When UK historian Eric Hobsbawm declared at the Rome History Book Fair last year that "we need to have the courage to say that not everything about fascism was terrible", he found himself in the midst of a storm over demands to revise textbooks about Italy's fascist past.

Academics and politicians close to the conservative coalition led by Silvio Berlusconi, an alliance that includes the ex-fascist Alleanza Nazionale, said that the textbooks gave a biased view of the 1922-43 Mussolini regime and needed revising.

The issue is dividing academics. At Florence University last month, historians, including Briton Paul Ginsborg, held a discussion on the political right in Italy. It was dominated by academics on the left and concluded that there were analogies between the policies of Mussolini's regime and the Berlusconi government's efforts to control Italian society by taming the judiciary or rewriting history books.
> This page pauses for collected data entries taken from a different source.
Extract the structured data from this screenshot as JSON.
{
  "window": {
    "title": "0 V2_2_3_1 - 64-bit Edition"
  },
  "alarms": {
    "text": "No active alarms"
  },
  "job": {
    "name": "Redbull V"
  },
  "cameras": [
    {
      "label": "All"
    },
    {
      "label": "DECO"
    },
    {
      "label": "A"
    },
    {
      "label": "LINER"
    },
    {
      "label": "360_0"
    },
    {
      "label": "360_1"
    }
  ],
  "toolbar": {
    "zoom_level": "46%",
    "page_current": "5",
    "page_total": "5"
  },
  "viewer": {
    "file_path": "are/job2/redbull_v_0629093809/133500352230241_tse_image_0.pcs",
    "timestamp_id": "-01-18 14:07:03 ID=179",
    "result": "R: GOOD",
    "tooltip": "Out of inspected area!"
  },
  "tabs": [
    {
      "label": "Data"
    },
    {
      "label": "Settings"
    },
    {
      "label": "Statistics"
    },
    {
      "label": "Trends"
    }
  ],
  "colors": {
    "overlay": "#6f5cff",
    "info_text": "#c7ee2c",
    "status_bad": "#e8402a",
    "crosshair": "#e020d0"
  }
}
The next day MPs and youth leaders of Berlusconi's Forza Italia party attacked the university and called on education minister Letizia Moratti to prevent further meetings of this kind.

Professor Hobsbawm's comments that "for understandable reasons certain things could not be talked about after the war", making revisionism appear necessary, served only to fuel the row.

Professor Hobsbawm, however, warned that "the other face of revisionism is the conscious attempt to change a country's past for ideological reasons".